Wiener’s plan, which he announced in broad strokes last year, would also authorize the creation of a large public cloud computing cluster called CalCompute meant to provide researchers and others a platform for developing and testing AI technology.
“Large-scale artificial intelligence has the potential to produce an incredible range of benefits for Californians and our economy — from advances in medicine and climate science to improved wildfire forecasting and clean power development,” Wiener said in a statement.
“It also gives us an opportunity to apply hard lessons learned over the last decade, as we’ve seen the consequences of allowing the unchecked growth of new technology without evaluating, understanding, or mitigating the risks,” he added.
The bill, SB1047, “sets out clear standards for developers of extremely powerful AI systems,” Wiener’s office said. It would target AI models that cost more than $100 million to train, and that are “substantially more powerful than any system that exists today,” his office added in a statement.

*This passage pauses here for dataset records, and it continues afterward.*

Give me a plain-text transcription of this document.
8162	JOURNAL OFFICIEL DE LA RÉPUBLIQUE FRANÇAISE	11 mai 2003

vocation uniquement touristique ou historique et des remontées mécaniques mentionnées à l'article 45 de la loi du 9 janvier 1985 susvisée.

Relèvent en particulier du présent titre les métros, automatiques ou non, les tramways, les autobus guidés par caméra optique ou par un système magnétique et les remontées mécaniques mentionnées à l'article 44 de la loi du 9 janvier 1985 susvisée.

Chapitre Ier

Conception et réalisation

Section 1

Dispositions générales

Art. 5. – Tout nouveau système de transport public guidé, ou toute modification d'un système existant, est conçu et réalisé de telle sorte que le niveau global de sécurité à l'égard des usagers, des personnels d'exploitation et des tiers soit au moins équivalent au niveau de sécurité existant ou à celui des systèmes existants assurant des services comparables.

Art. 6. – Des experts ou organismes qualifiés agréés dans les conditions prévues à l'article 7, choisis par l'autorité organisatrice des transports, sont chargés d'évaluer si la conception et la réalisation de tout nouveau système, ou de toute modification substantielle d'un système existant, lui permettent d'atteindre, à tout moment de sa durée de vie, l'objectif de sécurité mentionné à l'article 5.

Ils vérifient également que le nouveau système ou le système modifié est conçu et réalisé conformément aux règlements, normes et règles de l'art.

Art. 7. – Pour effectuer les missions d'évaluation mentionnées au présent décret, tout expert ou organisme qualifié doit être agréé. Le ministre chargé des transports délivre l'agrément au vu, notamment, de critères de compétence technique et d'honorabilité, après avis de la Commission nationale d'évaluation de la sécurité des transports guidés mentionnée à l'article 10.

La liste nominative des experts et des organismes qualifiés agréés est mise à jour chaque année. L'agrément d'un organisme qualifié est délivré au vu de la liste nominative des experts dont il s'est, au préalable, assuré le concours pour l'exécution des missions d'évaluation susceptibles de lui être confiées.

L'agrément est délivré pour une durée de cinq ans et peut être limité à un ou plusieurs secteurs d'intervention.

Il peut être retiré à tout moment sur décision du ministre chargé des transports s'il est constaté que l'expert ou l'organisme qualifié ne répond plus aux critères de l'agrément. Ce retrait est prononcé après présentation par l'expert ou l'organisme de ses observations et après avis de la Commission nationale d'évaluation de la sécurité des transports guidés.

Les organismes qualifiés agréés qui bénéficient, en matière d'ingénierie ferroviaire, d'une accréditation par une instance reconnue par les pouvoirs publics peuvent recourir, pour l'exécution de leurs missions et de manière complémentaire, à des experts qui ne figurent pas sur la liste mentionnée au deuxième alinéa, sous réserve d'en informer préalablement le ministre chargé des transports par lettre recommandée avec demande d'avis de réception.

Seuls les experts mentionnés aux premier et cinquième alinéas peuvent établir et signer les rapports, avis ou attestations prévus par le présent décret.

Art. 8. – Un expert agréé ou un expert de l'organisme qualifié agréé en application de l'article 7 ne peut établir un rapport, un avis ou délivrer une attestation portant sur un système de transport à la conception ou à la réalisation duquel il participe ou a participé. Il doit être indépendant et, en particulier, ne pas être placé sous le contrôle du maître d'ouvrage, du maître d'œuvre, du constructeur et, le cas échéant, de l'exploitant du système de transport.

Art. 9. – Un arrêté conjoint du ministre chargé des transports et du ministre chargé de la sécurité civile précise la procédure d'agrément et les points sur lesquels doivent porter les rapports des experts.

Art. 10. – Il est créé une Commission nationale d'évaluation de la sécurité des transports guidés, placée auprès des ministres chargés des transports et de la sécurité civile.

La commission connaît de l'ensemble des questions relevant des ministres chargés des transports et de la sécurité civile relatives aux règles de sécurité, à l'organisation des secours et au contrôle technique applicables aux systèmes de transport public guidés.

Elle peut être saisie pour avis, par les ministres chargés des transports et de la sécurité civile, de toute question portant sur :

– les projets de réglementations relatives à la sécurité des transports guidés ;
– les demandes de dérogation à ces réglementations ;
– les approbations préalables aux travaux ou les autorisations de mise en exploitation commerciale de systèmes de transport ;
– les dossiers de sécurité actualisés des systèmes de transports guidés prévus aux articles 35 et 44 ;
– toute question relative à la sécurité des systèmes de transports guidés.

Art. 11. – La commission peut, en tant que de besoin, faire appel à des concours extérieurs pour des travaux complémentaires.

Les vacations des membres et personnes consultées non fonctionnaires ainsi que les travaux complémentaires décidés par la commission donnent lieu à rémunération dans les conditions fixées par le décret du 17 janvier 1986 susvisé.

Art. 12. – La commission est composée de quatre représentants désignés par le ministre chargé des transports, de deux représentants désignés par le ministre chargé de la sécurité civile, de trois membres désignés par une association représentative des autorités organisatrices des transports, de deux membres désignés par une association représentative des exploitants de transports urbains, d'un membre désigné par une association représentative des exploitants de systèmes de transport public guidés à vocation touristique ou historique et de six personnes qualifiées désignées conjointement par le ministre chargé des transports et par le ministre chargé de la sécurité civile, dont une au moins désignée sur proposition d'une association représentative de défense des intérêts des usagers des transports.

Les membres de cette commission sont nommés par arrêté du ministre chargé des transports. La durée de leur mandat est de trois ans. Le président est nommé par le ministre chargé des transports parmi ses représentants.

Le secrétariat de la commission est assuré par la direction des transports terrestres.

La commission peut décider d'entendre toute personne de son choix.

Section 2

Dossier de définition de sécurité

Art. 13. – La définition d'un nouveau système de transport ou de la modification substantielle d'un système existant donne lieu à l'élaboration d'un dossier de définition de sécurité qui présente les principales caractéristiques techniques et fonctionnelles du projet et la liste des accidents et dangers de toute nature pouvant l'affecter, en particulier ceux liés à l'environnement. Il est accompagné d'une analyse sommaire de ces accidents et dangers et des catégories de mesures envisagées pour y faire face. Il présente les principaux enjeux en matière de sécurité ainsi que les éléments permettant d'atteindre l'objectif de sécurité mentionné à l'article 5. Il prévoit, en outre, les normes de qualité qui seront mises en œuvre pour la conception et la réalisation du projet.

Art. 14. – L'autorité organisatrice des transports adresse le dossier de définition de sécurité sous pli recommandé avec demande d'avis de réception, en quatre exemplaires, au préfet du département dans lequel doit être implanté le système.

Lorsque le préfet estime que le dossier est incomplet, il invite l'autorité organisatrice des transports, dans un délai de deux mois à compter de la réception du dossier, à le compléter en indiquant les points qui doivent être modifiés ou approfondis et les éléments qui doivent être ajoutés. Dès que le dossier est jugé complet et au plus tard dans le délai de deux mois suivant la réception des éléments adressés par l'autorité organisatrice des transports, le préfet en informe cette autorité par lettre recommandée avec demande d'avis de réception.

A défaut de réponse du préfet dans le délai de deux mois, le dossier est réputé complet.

“The AI market is dominated by a handful of corporate actors and this essential legislation takes the first critical step in fostering greater innovation and openness to serve the public interest,” said Teri Olle, director of Economic Security California, which is also sponsoring the bill, in a statement. “With the development of a public cloud like CalCompute, we can harness the potential of AI for good.”
The symbolic weight of Wiener’s bill is difficult to ignore, with the text itself noting that California leads the world in artificial intelligence innovation and research via companies large and small, as well as through “our remarkable public and private universities.”